# Tricky Proofs in Sine and Cosines asked in Online Test for 12th Grade USA Students Math Tutor Online –  In any triangle ABC, prove that

1. A cosA + b cosB + c cosC = 4RsinA sinB sinC
2. sinA + sinB + sinC = S/R

Let’s see the solution of the following

1. lets first have left hand side equation which is

A cosA + b cosB + c cosC
= 2R sin A cosA + 2R sin B cos B + 2R sinC cos C

This is because as we know a = 2R sinA, b=2RsinB, c = 2RsinC

So now taking R common and converting into formula that is 2 sin A cosA = sin2A

= R (sin2A + sin2B + sin2C)

Again by applying formula

= R (2sin (A+B) cos(A-B) + 2 sinC cos C )

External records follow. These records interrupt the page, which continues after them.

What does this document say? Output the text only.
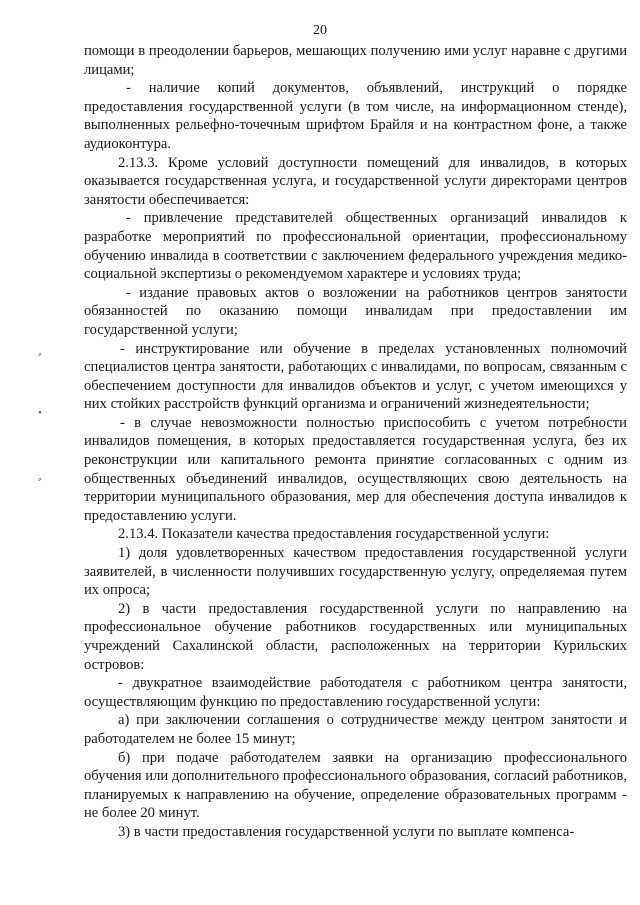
20
⸗
•
⸗

помощи в преодолении барьеров, мешающих получению ими услуг наравне с другими лицами;

- наличие копий документов, объявлений, инструкций о порядке предоставления государственной услуги (в том числе, на информационном стенде), выполненных рельефно-точечным шрифтом Брайля и на контрастном фоне, а также аудиоконтура.

2.13.3. Кроме условий доступности помещений для инвалидов, в которых оказывается государственная услуга, и государственной услуги директорами центров занятости обеспечивается:

- привлечение представителей общественных организаций инвалидов к разработке мероприятий по профессиональной ориентации, профессиональному обучению инвалида в соответствии с заключением федерального учреждения медико-социальной экспертизы о рекомендуемом характере и условиях труда;

- издание правовых актов о возложении на работников центров занятости обязанностей по оказанию помощи инвалидам при предоставлении им государственной услуги;

- инструктирование или обучение в пределах установленных полномочий специалистов центра занятости, работающих с инвалидами, по вопросам, связанным с обеспечением доступности для инвалидов объектов и услуг, с учетом имеющихся у них стойких расстройств функций организма и ограничений жизнедеятельности;

- в случае невозможности полностью приспособить с учетом потребности инвалидов помещения, в которых предоставляется государственная услуга, без их реконструкции или капитального ремонта принятие согласованных с одним из общественных объединений инвалидов, осуществляющих свою деятельность на территории муниципального образования, мер для обеспечения доступа инвалидов к предоставлению услуги.

2.13.4. Показатели качества предоставления государственной услуги:

1) доля удовлетворенных качеством предоставления государственной услуги заявителей, в численности получивших государственную услугу, определяемая путем их опроса;

2) в части предоставления государственной услуги по направлению на профессиональное обучение работников государственных или муниципальных учреждений Сахалинской области, расположенных на территории Курильских островов:

- двукратное взаимодействие работодателя с работником центра занятости, осуществляющим функцию по предоставлению государственной услуги:

а) при заключении соглашения о сотрудничестве между центром занятости и работодателем не более 15 минут;

б) при подаче работодателем заявки на организацию профессионального обучения или дополнительного профессионального образования, согласий работников, планируемых к направлению на обучение, определение образовательных программ - не более 20 минут.

3) в части предоставления государственной услуги по выплате компенса-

= R (2sin (π –C)cos(A-B)+ 2 sinC cos C )

= R (2sinC cos(A-B)+ 2 sinC cos C )

Now taking 2 sin C as common we have

= 2RsinC (cos(A-B)+ cos C )

= 2RsinC (cos(A-B)+ cos(π – (A+B ))

= 2RsinC (cos(A-B)- cos (A+B ))

= 2RsinC (2sinA sin B)

= 4R sin A sin B sin C = right hand side

Hence proved

1. sinA + sinB + sinC = S/R

here we should know things like

R = a/2sinA= b/2sinB = c/2sinC

sinA = a/2R, sinB = b/2R, sinC= c/2R

Just by putting these values in left hand side we get

a/2R +b/2R+c/2R =  a+b+c/2R = 2S/2R = S/R = right hand side

Hence proved.

## One thought on “Tricky Proofs in Sine and Cosines asked in Online Test for 12th Grade USA Students”

1. Mathlomaniac on said:

It’s not necessary that perpendicular bisector passes through vertex. It is tge case of equilateral or isosceles triangle which is very easy to prove. Prove it using scalene triangle.